Iverson had been in prison for 30 years, convicted of the rape and murder of Crystal Hagen, his next door neighbor. As Joe begins to interview him and hear his denial of guilt, Joe becomes convinced that he may actually be innocent of the crime. Enlisting the aid of Lila, the two set out on a course to delve deeper into the facts surround the crime. They manage, with the help of a professor, to obtain copies of the trial transcripts and evidence. In the evidence they find Crystal's diary, part of which was written in code. They deduce that the code is the key to the murder and set about to decode it, something that was never done during the trial.
Throughout the novel much is revealed about the secrets and guilt that each of the characters carries with them. Iverson reveals what happened in Viet Nam, Lila discloses parts of her lurid past, and Joe, recounts the details of his grandfather's death. Each one of these revelations has been buried in their past, giving meaning on a philosophical level to the title of the book and substantiating the theme of guilt and second chances .

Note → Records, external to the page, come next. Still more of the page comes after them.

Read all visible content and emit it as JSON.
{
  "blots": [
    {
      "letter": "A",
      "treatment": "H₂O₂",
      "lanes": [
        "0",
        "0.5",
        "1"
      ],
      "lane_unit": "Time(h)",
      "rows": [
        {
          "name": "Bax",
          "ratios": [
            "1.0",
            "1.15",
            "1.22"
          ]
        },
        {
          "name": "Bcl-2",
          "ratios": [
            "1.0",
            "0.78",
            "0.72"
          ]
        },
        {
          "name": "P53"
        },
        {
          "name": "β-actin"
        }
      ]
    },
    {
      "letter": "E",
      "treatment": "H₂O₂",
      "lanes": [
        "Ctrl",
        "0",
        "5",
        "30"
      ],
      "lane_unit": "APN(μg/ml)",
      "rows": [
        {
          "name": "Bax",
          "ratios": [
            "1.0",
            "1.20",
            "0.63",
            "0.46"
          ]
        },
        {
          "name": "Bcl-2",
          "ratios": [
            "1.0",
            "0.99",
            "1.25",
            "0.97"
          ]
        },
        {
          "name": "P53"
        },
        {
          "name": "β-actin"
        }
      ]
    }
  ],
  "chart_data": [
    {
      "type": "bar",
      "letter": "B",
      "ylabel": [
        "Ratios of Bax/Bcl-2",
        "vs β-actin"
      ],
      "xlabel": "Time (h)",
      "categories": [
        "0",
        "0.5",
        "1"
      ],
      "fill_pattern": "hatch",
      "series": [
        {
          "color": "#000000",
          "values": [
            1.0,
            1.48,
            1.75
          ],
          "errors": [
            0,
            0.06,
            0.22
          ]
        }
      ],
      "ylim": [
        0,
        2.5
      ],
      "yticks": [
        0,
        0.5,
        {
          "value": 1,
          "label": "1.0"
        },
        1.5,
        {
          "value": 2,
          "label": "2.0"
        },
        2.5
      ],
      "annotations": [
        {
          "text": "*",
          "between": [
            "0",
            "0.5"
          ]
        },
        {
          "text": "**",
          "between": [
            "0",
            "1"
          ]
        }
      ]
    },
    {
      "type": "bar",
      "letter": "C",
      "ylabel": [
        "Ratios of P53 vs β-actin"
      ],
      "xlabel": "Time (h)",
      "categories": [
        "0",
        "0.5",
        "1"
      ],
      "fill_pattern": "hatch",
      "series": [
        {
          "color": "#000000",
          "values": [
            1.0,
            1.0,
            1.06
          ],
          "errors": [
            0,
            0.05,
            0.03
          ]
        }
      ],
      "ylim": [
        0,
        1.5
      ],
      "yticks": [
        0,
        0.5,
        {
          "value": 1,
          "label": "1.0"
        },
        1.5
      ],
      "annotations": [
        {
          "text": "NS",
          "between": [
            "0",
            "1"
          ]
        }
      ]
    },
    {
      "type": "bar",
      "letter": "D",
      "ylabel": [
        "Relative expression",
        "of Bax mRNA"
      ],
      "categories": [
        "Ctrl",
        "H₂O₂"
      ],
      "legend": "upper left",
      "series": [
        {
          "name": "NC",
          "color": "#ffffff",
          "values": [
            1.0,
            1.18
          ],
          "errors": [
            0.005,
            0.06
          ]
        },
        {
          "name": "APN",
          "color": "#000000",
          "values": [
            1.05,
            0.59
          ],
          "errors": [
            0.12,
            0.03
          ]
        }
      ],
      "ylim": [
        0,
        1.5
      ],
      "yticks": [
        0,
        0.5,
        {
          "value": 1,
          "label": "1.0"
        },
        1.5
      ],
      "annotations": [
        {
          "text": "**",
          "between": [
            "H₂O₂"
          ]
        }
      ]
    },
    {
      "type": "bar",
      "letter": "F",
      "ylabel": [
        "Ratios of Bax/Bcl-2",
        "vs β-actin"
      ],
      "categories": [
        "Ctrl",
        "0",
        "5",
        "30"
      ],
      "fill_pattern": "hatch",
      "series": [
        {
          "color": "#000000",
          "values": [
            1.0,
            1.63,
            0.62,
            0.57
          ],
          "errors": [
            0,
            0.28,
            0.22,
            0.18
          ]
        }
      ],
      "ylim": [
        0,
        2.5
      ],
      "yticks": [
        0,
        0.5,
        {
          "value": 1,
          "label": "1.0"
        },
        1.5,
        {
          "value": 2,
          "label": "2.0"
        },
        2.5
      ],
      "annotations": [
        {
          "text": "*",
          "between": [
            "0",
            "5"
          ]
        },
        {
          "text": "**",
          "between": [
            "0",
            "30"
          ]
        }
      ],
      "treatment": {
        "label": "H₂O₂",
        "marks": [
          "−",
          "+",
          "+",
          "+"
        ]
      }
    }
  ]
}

To be able to prove Carl's innocence before he dies, Lila and Joe embark on a dangerous and risky journey that puts their lives in peril. This hazardous course proves to be the crux and climax of the novel. They enlist the aid of police detective Max Rupert, the central figure in a number of Eskens books.
The Life We Bury a fast-paced and satisfying read and with its premise of rape and murder, was also a disturbing one. The reader is drawn in quickly and follows the characters to the resolution of the mystery.